Uganda signs petition for formation of a global Anti-Corruption Court

Aug 07, 2014

The Anti-Corruption Coalition Uganda has signed a petition for the formation of an International Anti-Corruption Court (IACC) to investigate and prosecute corruption crimes without “interference from governments.”

By Pascal Kwesiga & Michael Odeng

The Anti-Corruption Coalition Uganda has signed a petition for the formation of an International Anti-Corruption Court (IACC) to investigate and prosecute corruption crimes without “interference from governments.”

Activists want submission to the IACC’s jurisdiction to become a requirement for all countries that ratified the United Nations Convention against Corruption and a condition on membership for International Organizations such as Organization for Economic Cooperation and Development and World Trade Organization.

They also want submission to the court’s jurisdiction to be set as a requirement for obtaining loans from International lenders like World Bank.
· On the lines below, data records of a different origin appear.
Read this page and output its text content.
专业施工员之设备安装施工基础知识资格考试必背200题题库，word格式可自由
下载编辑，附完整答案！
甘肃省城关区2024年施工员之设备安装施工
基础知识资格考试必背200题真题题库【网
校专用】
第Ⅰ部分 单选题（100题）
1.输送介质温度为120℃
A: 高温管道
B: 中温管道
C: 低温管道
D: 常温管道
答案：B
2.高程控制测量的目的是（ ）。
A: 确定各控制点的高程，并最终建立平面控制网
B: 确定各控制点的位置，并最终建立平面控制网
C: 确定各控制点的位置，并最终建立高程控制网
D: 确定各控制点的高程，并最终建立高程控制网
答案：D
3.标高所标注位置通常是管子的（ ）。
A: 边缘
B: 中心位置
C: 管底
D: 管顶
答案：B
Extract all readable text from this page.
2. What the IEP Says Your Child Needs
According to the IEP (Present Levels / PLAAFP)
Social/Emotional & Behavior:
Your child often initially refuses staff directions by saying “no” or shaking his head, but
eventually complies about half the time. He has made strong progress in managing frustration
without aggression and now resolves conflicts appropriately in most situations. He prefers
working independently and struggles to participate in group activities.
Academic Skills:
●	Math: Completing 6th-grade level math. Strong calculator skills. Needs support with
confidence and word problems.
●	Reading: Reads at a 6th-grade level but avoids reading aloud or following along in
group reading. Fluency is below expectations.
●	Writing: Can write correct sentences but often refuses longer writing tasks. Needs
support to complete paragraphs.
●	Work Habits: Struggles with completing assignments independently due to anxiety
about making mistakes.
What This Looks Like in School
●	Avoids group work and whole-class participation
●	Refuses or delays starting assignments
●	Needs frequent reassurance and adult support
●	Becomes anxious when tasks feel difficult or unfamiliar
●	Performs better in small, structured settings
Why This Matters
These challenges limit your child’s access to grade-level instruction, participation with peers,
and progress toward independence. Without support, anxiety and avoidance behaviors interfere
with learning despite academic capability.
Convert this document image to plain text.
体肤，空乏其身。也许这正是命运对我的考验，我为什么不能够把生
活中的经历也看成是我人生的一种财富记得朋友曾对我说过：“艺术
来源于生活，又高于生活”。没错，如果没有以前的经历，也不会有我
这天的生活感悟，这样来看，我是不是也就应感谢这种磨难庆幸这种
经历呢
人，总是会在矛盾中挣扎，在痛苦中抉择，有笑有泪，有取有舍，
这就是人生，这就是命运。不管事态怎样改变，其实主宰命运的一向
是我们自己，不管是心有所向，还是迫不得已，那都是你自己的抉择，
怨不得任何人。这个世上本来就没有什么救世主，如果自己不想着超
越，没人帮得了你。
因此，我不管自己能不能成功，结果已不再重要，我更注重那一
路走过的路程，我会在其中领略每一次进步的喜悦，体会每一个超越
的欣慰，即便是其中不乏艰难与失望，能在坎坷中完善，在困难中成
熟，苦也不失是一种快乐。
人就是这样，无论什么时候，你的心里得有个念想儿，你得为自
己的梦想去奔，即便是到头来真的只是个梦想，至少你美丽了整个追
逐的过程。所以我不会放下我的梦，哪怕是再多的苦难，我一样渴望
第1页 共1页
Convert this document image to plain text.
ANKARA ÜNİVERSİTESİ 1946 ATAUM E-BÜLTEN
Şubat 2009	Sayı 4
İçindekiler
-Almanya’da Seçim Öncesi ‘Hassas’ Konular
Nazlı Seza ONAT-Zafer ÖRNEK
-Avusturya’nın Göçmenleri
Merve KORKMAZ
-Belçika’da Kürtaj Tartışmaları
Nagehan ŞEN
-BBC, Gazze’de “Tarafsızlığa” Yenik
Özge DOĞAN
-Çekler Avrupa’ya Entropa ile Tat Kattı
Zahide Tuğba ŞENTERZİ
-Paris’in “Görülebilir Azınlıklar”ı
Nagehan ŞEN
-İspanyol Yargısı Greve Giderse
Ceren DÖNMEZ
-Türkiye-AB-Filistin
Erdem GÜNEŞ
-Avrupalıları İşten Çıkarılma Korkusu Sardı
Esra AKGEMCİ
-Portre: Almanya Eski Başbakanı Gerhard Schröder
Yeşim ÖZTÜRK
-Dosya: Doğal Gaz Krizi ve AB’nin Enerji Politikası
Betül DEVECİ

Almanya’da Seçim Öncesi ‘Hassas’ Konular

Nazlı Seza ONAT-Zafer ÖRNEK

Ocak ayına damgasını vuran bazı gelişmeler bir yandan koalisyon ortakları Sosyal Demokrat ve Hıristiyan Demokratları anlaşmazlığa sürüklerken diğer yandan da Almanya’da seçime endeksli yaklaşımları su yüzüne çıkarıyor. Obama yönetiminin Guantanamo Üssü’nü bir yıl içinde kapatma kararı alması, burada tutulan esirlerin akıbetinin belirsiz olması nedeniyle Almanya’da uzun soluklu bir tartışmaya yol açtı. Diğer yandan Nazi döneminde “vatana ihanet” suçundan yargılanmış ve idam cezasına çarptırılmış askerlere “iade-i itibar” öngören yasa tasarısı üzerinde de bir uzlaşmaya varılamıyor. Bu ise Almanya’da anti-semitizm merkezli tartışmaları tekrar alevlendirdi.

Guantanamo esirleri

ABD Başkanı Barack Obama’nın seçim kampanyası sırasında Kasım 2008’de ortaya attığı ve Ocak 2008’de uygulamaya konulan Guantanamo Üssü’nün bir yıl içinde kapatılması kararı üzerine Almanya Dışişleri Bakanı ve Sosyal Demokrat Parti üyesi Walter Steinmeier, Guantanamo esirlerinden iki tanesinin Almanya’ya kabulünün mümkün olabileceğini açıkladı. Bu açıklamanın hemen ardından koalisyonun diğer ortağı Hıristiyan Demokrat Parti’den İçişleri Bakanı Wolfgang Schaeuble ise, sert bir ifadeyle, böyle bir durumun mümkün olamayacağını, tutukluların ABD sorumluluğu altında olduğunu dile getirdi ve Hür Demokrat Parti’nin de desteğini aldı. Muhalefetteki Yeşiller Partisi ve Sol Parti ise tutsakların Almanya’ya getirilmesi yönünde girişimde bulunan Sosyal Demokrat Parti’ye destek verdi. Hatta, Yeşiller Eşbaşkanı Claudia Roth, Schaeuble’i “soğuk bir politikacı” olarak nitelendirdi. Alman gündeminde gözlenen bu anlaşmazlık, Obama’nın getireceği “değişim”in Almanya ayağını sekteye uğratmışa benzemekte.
The proposal for setting IACC was mooted by a US judge, Mark L. Woolf, who argued in his paper published in the Brookings Institution in America recently that the court is necessary to handle pervasive grand corruption in higher levels of governments.

Grand corruption, he observed, continues to go unpunished in the absence of international effective measures to combat it.

The International Anti-Corruption activists have since set up an online platform for people to sign the petition for the establishment of the court.

Only 500 people are required to sign the online petition by August 23. By press time, close to 300 people including Ugandans had signed the petition.

According to Cissy Kagaba, the executive director, Anti-Corruption Coalition Uganda, the proposal for the IACC’s formation will be presented to the UN after they have mustered the required number of signatures.